Compared to 22 other communities in B.C., the Haida Gwaii village had the highest living wage.
The lowest living wage in the province was $18.98 for families in Fraser Valley.
This was the first year Daajing Giids participated in the living wage program and only three other northern communities joined them. In Prince Rupert the living wage was $22.69, in Prince George it was $21.19 and in Dawson Creek it was $20.53.
“The living wage is a powerful tool to ensure paid work results in a standard of living that is well above the poverty line and enables a life that is about more than a constant struggle to get by,” the report by Living Wage for Families states.
Daajing Giids’ chief administrative officer, Courtney Kirk, made the ultimate decision to participate as the opportunity came during municipal elections. Staff from the village office supported the program by providing relevant information for their constituency.
“We were not really quite prepared for the outcome, however, which demonstrated that, in fact, the living wage amount in Daajing Giids is the highest in the province of all the participating communities,” Kirk said during a village council meeting on Nov. 21.
In a report to the council, Kirk and communications specialist at the village of Daajing Giids, Carolyn Beaumont, laid out some of the limitations of the calculation as well as some of the reasons why the village’s living wage was high.
Other communities calculate the monthly cost of housing using the Canada Mortgage and Housing Corporation and the Canadian Rental Housing Index estimates, the staff members’ report states. However, Daajing Giids is too small to be included in these calculations, so the village conducted their own survey to gauge the median price of a three-bedroom rental.
Using a survey posted on the village’s Facebook page, renters were asked what they pay for a three-bedroom living quarter and landlords were asked what they charge for the same. The results showed a median cost of $1,514.29 per month based on eight responses.

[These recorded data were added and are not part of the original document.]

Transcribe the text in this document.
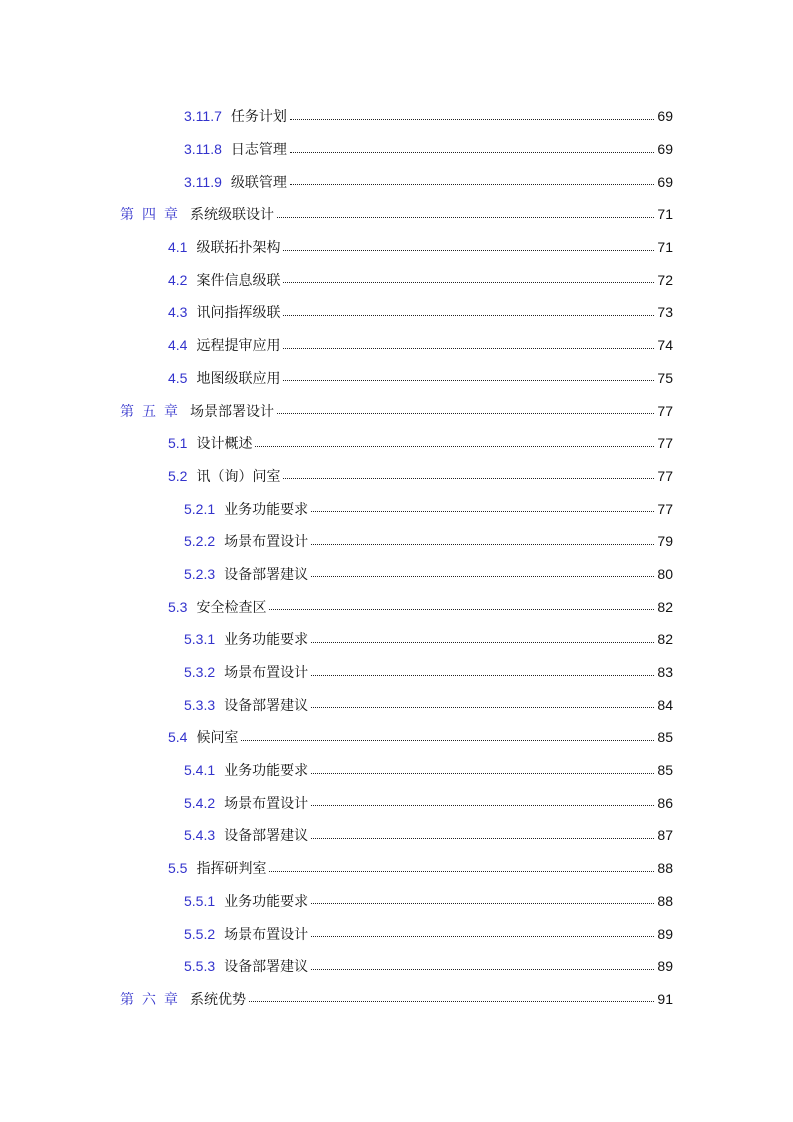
3.11.7 任务计划	69
3.11.8 日志管理	69
3.11.9 级联管理	69
第四章 系统级联设计	71
4.1 级联拓扑架构	71
4.2 案件信息级联	72
4.3 讯问指挥级联	73
4.4 远程提审应用	74
4.5 地图级联应用	75
第五章 场景部署设计	77
5.1 设计概述	77
5.2 讯（询）问室	77
5.2.1 业务功能要求	77
5.2.2 场景布置设计	79
5.2.3 设备部署建议	80
5.3 安全检查区	82
5.3.1 业务功能要求	82
5.3.2 场景布置设计	83
5.3.3 设备部署建议	84
5.4 候问室	85
5.4.1 业务功能要求	85
5.4.2 场景布置设计	86
5.4.3 设备部署建议	87
5.5 指挥研判室	88
5.5.1 业务功能要求	88
5.5.2 场景布置设计	89
5.5.3 设备部署建议	89
第六章 系统优势	91
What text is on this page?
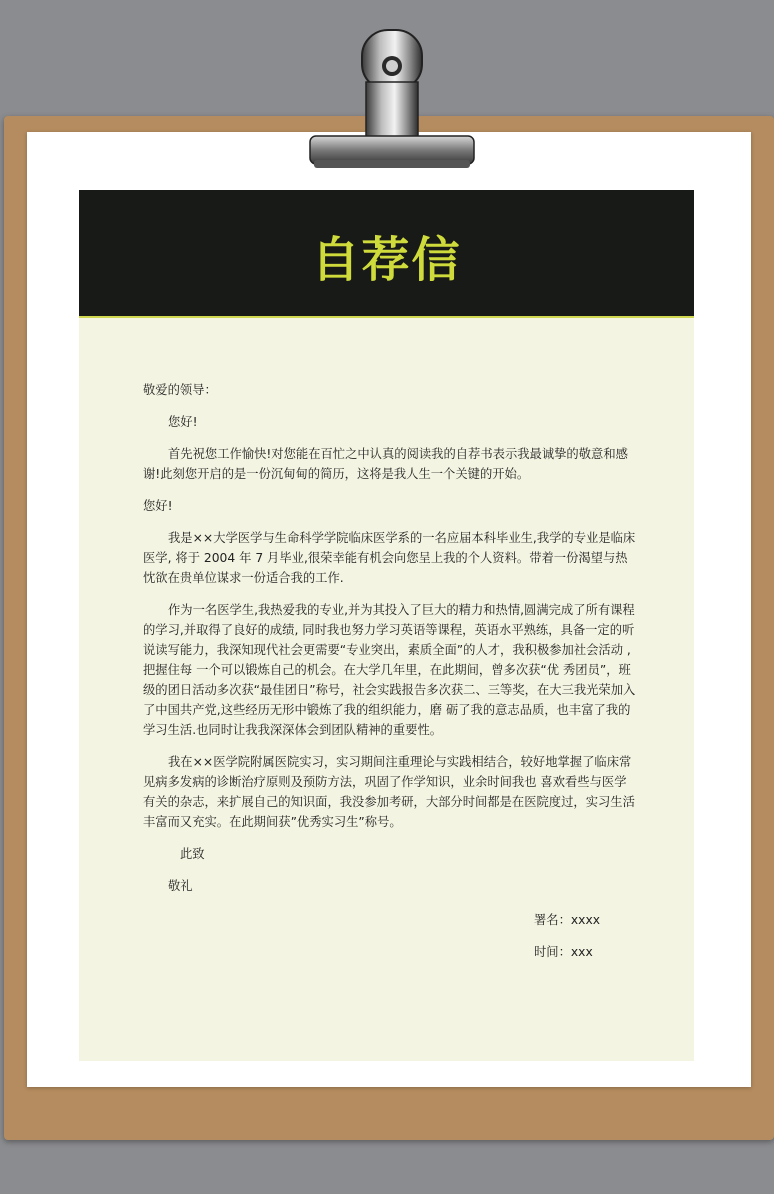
自荐信

敬爱的领导：

您好!

首先祝您工作愉快!对您能在百忙之中认真的阅读我的自荐书表示我最诚挚的敬意和感谢!此刻您开启的是一份沉甸甸的简历，这将是我人生一个关键的开始。

您好!

我是××大学医学与生命科学学院临床医学系的一名应届本科毕业生,我学的专业是临床医学, 将于 2004 年 7 月毕业,很荣幸能有机会向您呈上我的个人资料。带着一份渴望与热忱欲在贵单位谋求一份适合我的工作.

作为一名医学生,我热爱我的专业,并为其投入了巨大的精力和热情,圆满完成了所有课程的学习,并取得了良好的成绩, 同时我也努力学习英语等课程，英语水平熟练，具备一定的听说读写能力，我深知现代社会更需要“专业突出，素质全面”的人才，我积极参加社会活动 ,把握住每 一个可以锻炼自己的机会。在大学几年里，在此期间，曾多次获“优 秀团员”，班级的团日活动多次获“最佳团日”称号，社会实践报告多次获二、三等奖，在大三我光荣加入了中国共产党,这些经历无形中锻炼了我的组织能力，磨 砺了我的意志品质，也丰富了我的学习生活.也同时让我我深深体会到团队精神的重要性。

我在××医学院附属医院实习，实习期间注重理论与实践相结合，较好地掌握了临床常见病多发病的诊断治疗原则及预防方法，巩固了作学知识，业余时间我也 喜欢看些与医学有关的杂志，来扩展自己的知识面，我没参加考研，大部分时间都是在医院度过，实习生活丰富而又充实。在此期间获”优秀实习生”称号。

此致

敬礼

署名：xxxx

时间：xxx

Another cost residents in Daajing Giids have to absorb that others do not is the ferry. Participating communities were able to include expenses for a set of trips to a major centre each year but for those living in Daajing Giids, this meant the cost of a ferry ticket to Prince Rupert. Three off-season round-trip ferry passages, including a car but not including any other onboard costs, were included in the calculation. The village did not, however, factor in any travel past the coastal city.
A final point made in the report from the village staff was about the cost of food. Prices were not estimated for each community, but rather for a whole region. Daajing Giids was included in the Northwest Health Service Delivery Area which spans from Haida Gwaii to Houston and up to the Yukon border. If food costs were specific to Daajing Giids they would be higher, Pineault said.
No other communities in Haida Gwaii took part in the living wage calculation program. However, Pineault believes they would have similar results because they live in the same circumstances as those in Daajing Giids.